Ga. Immigration Court Denies Asylum For Transgender Woman

 
Listen to the story.

A transgender woman from Mexico has been denied asylum for the second time by a federal immigration court in Georgia. 

“Estrella” Antonio-Sanchez represented herself more than two and a half years ago in a court at the Stewart Detention Center in Lumpkin, Georgia. She applied for asylum, saying she was abused in Mexico for being transgender and feared to return to her home country. The judge denied her petition, but she appealed her case and got a second hearing last month, but her petition was again denied.

Jeffrey Fisher, a litigation associate at Kilpatrick Townsend, is part of a team of lawyers at the firm who took the case on pro-bono, and said he’s disappointed by the judge’s decision.

“She suffered repeated incidents of fairly serious physical and sexual abuse, all at the hands of authority figures who ─ fairly clear ─ were intended to punish her for being a transgender woman and her femininity,” Fisher said.

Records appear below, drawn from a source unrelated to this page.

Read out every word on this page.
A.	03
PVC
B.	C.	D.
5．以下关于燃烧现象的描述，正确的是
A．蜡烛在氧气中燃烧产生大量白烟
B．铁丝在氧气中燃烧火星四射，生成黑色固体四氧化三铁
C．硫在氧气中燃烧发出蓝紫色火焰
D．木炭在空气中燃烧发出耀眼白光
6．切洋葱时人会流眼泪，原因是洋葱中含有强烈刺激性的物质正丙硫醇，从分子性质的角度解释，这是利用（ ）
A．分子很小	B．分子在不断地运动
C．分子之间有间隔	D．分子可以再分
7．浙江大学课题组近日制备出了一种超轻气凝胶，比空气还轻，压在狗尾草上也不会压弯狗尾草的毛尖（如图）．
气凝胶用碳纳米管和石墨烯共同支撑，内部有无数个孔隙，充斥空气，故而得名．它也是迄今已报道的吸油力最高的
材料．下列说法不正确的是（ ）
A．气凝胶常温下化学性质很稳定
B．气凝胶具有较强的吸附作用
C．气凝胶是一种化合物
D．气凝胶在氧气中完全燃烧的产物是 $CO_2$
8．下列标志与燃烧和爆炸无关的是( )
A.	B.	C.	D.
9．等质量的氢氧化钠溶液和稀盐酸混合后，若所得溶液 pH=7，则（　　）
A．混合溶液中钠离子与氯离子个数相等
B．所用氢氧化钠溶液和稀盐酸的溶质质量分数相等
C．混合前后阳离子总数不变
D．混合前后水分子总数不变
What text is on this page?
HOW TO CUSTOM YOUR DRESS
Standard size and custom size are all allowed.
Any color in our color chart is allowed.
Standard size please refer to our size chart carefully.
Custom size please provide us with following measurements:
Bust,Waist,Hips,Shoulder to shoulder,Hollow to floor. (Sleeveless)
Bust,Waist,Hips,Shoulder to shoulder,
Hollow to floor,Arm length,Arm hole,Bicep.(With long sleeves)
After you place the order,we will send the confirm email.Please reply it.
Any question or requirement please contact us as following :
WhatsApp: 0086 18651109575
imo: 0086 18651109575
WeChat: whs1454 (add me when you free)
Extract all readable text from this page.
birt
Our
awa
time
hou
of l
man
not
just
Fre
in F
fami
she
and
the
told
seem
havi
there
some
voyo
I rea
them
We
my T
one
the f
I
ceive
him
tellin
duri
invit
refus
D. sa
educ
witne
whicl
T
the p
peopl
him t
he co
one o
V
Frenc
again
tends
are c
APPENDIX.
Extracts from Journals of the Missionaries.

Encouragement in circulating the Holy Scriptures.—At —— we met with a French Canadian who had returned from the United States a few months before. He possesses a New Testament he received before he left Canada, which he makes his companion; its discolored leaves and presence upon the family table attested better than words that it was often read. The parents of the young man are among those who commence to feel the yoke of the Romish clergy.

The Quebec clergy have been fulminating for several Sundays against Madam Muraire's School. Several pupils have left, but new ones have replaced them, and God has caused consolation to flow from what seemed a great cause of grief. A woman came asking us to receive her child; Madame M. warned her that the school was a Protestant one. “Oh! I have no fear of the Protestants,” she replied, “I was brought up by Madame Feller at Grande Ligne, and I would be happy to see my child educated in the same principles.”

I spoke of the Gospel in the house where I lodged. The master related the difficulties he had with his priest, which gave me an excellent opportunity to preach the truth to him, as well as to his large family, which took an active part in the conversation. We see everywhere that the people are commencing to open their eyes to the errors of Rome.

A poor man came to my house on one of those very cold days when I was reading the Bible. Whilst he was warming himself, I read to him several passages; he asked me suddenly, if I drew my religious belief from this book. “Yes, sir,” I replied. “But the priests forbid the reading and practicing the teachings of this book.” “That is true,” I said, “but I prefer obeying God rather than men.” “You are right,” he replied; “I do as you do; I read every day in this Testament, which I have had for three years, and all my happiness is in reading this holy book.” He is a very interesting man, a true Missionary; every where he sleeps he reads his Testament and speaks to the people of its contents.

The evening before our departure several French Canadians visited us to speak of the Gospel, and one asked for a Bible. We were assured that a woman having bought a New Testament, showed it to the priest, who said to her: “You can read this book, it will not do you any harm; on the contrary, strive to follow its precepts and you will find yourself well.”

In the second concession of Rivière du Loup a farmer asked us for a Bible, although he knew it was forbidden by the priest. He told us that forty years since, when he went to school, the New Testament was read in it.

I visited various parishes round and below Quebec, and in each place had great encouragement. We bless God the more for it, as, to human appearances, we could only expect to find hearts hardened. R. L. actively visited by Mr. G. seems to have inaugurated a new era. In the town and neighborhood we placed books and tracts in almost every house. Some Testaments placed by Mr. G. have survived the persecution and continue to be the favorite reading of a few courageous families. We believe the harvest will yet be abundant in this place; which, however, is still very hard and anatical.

But Judge Dan Trimble’s ruling says she failed to demonstrate that the cause of the abuse was her gender identity, according to Fisher. A representative for Executive Office for Immigration Court (EOIR) said the office does not comment on individual judges’ decisions.

Stewart Immigration Court has the highest deportation rate in the nation, at 93 percent, according to government data compiled by TRAC, a nonprofit at Syracuse University. In fiscal year 2014, the asylum grant rate at Stewart was 6 percent, compared to 49 percent for the rest of the country, according to EOIR.

Fisher says he will appeal the latest ruling to the Board of Immigration Appeals.